Que ton règne vienne…

Dans son récent livre, Jésus de Nazareth, le pape Benoît XVI cherche à distiller la compréhension qu’il a acquise après toute une vie d’étude théologique sur le personnage central du christianisme. Insistant sur le fait qu’il écrit sous son propre nom de Joseph Ratzinger, il laisse la possibilité à la curie romaine de prendre ses distances par rapport aux éventuelles opinions différentes qu’il pourrait avancer. Il écrit : « Ce livre est […] ma recherche personnelle ‘de la face du Seigneur.’ »

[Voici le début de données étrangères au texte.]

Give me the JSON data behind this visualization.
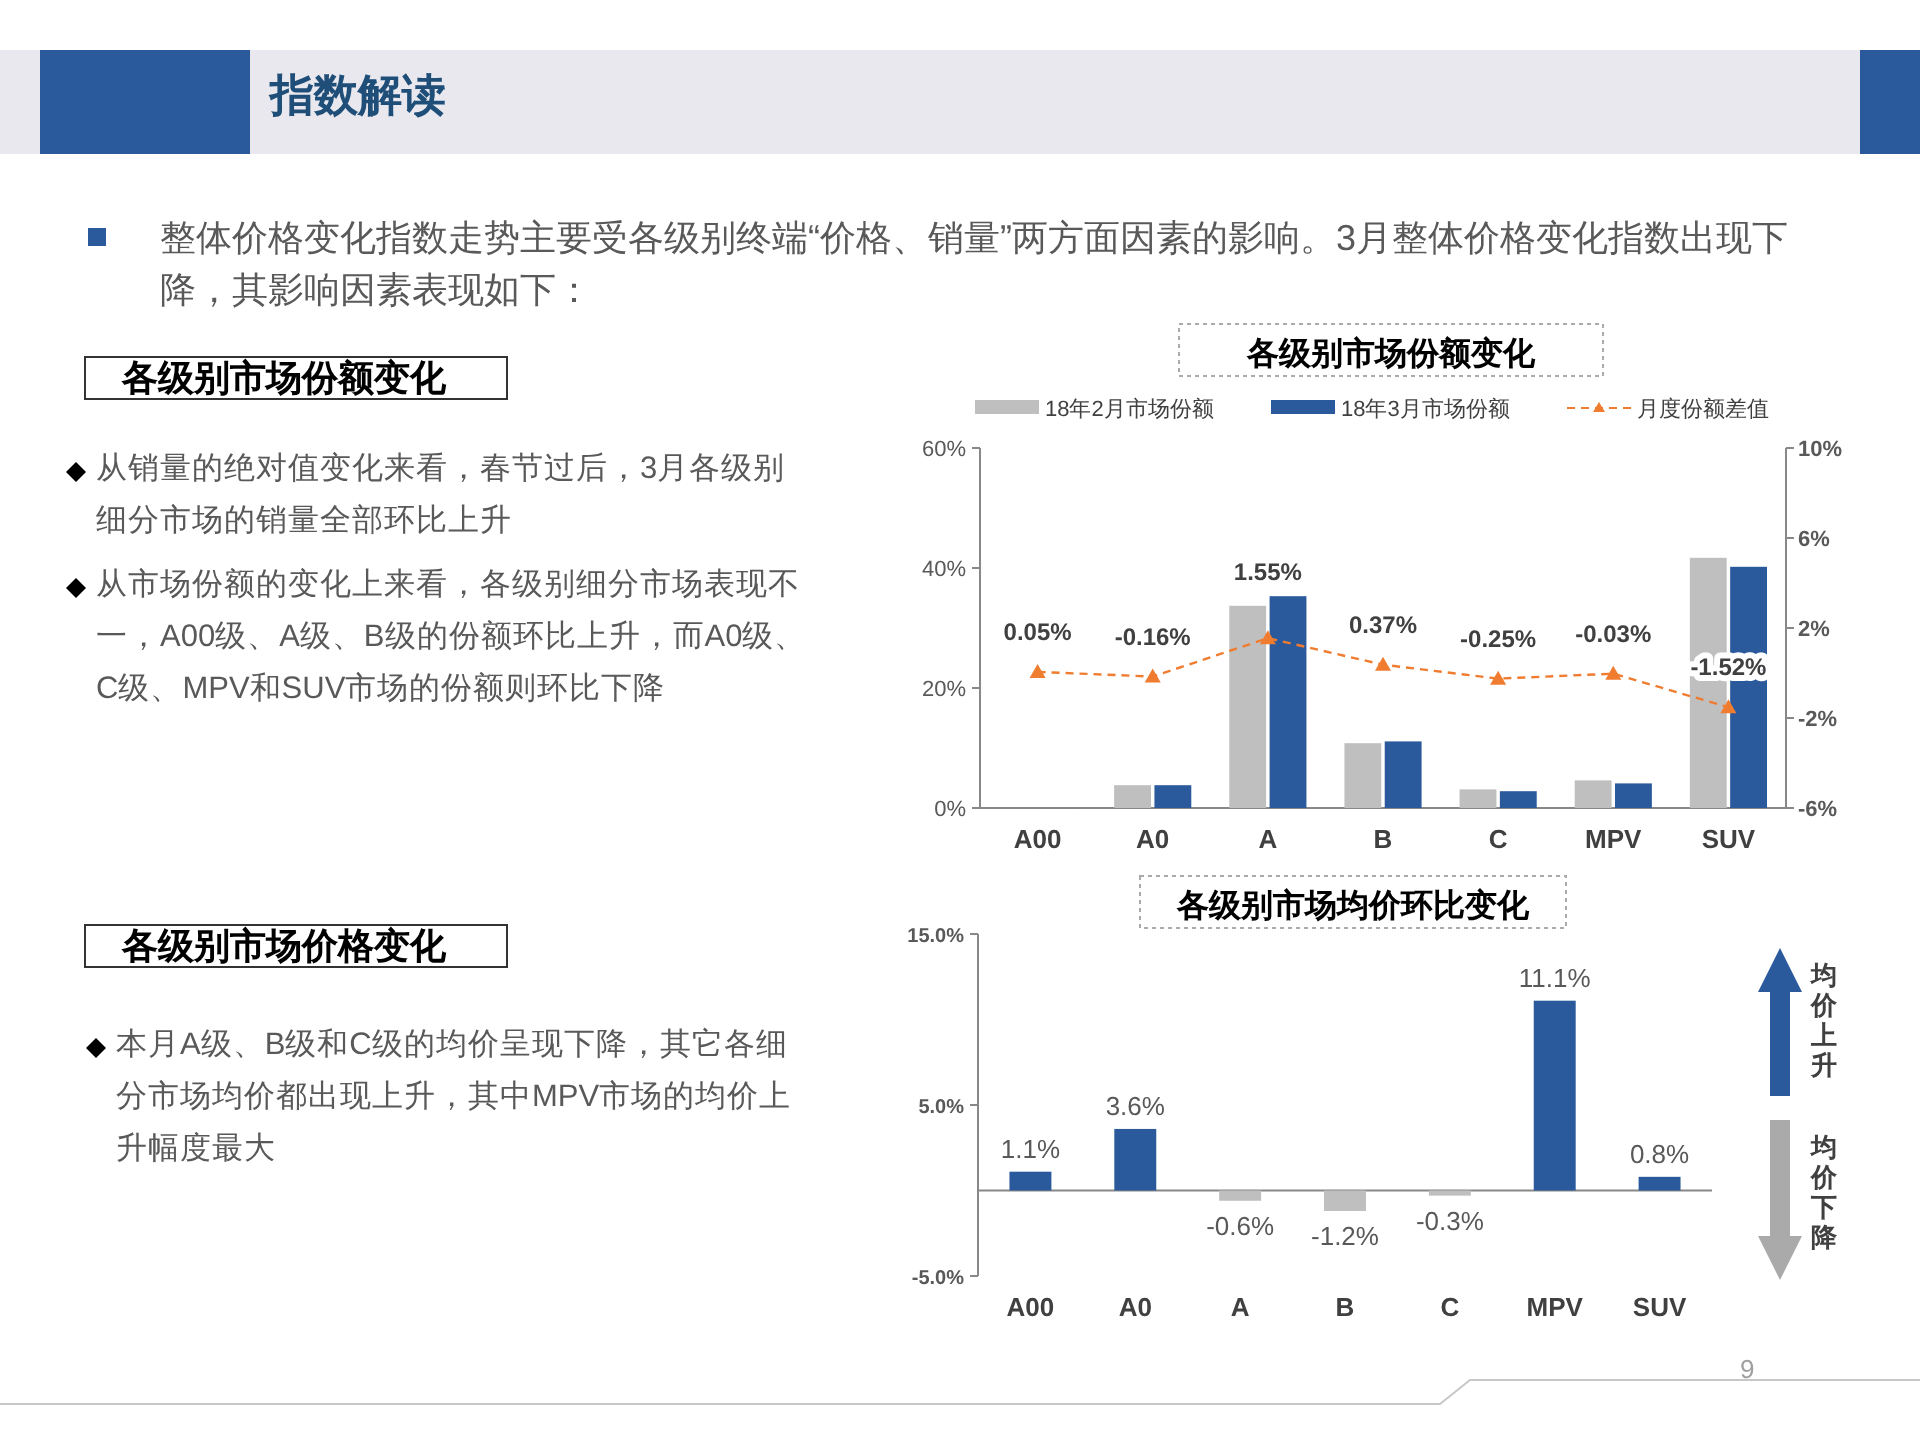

Quel est alors, selon le pape, le but premier de Jésus lorsqu’il parle du royaume de Dieu, sujet qui est tellement important dans son message ? Le pape écrit que Jésus « proclame tout simplement Dieu, et qu’il le proclame comme étant le Dieu vivant, qui est capable d’agir de manière concrète dans le monde et dans l’histoire et qui agit en ce moment. Il nous dit : ‘Dieu existe’ et ‘Dieu est vraiment Dieu’, ce qui signifie qu’il a entre ses mains la destinée du monde. »

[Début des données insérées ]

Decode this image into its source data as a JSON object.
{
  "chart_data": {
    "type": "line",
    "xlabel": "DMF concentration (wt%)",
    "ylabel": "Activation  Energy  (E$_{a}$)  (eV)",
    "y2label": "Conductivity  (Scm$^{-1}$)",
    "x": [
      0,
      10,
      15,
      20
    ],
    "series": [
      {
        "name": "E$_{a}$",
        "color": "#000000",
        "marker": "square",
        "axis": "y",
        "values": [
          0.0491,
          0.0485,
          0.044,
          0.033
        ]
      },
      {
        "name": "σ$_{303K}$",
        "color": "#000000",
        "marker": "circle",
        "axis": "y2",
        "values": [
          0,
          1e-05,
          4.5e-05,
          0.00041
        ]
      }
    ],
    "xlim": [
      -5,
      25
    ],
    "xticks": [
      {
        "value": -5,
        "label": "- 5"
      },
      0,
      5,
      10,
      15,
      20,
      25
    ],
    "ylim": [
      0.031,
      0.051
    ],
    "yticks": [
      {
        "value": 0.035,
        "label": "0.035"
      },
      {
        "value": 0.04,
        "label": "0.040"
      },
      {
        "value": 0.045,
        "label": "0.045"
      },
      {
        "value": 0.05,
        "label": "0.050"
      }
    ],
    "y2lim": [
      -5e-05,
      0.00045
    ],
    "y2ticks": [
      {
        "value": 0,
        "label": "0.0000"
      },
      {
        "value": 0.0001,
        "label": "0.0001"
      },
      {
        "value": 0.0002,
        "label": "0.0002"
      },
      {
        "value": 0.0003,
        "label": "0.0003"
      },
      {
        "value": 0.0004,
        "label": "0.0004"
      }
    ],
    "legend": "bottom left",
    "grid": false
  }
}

C’est une étrange définition du message de l’Évangile, qui selon Jésus se rapportait au royaume de Dieu venant sur la terre. Pourtant M. Ratzinger insiste : « Ça ne signifie pas un ‘royaume’ imminent ou qui doit encore être établi, mais plutôt la souveraineté réelle de Dieu sur le monde, qui devient un évènement dans l’histoire d’une manière nouvelle » Un tel discours nous éloigne de toute attente concernant le règne divin qui viendra sur cette humanité qui souffre et nous éloigne aussi du message cohérent de la Bible.

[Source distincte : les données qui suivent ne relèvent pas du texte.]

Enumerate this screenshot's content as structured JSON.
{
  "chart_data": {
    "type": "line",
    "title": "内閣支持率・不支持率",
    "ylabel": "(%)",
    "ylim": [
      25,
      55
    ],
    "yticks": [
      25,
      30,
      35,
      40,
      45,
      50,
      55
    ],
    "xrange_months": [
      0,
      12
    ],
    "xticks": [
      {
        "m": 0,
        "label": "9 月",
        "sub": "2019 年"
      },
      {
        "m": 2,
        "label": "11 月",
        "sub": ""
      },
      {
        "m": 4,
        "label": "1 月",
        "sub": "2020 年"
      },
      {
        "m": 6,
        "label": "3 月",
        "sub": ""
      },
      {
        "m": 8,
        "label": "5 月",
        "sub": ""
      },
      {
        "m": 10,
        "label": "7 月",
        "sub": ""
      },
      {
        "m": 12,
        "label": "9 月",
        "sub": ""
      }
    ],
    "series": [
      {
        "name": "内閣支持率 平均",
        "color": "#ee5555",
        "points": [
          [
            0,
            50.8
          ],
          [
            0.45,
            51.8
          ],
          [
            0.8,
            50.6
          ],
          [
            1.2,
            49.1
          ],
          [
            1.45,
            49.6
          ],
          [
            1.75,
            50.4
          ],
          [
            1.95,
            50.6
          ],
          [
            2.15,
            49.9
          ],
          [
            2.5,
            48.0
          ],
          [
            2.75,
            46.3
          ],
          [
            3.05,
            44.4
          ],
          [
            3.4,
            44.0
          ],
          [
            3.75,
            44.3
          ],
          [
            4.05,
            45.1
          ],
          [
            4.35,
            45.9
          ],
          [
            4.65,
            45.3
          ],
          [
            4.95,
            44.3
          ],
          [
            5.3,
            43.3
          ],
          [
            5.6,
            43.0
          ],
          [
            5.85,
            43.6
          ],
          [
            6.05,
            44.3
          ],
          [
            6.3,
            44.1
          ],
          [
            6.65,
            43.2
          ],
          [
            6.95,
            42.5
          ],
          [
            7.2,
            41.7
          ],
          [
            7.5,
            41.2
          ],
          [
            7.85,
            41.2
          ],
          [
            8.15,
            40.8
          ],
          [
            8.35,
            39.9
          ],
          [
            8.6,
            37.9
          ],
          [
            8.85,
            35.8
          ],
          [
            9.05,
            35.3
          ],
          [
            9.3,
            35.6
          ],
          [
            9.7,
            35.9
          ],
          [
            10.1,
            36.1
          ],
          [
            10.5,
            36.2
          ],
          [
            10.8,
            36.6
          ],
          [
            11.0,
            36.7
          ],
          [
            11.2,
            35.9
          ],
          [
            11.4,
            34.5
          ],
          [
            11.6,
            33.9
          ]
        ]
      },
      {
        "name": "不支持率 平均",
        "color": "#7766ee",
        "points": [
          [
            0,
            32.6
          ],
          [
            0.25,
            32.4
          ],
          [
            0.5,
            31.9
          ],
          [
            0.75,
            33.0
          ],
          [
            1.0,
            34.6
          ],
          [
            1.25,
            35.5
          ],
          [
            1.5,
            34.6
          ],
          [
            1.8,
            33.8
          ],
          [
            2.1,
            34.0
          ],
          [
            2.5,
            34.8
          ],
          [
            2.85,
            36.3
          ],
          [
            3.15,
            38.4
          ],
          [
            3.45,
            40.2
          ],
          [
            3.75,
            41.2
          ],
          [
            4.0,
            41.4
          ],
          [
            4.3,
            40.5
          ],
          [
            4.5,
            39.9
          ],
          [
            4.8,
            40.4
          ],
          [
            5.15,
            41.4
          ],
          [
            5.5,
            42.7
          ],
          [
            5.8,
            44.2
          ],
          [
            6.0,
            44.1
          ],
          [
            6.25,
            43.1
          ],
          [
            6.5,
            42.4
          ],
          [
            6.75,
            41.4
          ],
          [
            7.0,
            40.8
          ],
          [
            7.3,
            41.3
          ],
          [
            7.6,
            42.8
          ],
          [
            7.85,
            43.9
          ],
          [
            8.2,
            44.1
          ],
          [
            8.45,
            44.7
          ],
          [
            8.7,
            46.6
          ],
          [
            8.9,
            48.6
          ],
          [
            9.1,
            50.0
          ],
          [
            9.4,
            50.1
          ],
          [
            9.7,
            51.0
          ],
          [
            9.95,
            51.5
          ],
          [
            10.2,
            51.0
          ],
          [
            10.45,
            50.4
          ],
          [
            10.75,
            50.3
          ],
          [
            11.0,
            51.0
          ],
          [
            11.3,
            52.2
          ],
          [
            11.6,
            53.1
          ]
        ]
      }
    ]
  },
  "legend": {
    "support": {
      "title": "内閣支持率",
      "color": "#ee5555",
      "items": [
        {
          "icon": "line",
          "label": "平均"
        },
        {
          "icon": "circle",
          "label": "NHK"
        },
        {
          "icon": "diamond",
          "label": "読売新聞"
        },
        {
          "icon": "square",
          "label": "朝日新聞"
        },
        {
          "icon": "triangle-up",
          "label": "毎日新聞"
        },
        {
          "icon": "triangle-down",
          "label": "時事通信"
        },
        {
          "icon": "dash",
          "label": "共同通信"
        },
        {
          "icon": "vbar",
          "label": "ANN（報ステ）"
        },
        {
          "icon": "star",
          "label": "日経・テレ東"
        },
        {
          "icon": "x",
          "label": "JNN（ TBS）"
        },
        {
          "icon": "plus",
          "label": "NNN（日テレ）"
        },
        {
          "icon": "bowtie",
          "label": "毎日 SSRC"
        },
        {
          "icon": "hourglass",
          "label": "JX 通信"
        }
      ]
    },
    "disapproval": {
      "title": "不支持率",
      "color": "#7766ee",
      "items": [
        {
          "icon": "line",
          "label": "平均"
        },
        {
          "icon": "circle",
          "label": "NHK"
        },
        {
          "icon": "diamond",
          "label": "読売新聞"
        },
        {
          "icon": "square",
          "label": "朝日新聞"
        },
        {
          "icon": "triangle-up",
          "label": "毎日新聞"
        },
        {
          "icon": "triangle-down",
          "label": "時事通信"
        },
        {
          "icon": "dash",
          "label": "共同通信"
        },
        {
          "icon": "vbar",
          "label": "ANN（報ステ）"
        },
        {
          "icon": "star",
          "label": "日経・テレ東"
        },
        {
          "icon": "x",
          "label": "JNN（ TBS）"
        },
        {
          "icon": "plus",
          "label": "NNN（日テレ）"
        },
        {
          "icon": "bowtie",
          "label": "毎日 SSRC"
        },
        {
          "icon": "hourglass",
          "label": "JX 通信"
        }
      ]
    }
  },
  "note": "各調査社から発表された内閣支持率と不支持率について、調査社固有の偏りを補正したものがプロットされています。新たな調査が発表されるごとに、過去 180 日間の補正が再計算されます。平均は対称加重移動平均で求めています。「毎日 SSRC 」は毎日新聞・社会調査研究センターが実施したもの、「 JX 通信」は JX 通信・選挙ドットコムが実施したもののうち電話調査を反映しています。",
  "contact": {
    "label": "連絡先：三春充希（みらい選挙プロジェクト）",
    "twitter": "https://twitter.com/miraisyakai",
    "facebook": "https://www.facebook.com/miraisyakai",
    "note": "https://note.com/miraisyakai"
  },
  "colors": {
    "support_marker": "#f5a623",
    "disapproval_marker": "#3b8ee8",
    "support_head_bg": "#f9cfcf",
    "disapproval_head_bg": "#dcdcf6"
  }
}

Lorsque Pierre lui demanda quelle serait la récompense des douze disciples pour leur loyauté, Jésus parla de l’époque de restauration messianique en disant : « Je vous le dis en vérité, quand le Fils de l’homme, au renouvellement de toutes choses, sera assis sur le trône de sa gloire, vous qui m’avez suivi, vous serez de même assis sur douze trônes, et vous jugerez les douze tribus d’Israël » (Matthieu 19 : 28). Le terme « renouvellement » est traduit du grec palingenesia, qui signifie au sens littéral « nouvelle naissance », « restauration » ou « régénération ». Cet aspect futur du royaume, mentionné par Jésus et reconnu par les plus grands linguistes, est une dimension majeure qui échappe au pape.

Chose intéressante, on peut lui reprocher la même chose qu’il reproche à ceux qui n’acceptent pas sa vision des choses sur un passage particulier. Il écrit : « Lorsque les interprètes se mettent à l’œuvre sur ce texte, ils font rejaillir eux aussi leurs approches différentes sur la compréhension du ‘royaume de Dieu’ en général – selon des décisions antérieures et le regard général sur le monde que porte chaque interprète. » Affirmant éviter de telles approches, il écrit également : « Donc revenons à l’Évangile, au vrai Jésus ». Au moins nous sommes d’accord sur ce point !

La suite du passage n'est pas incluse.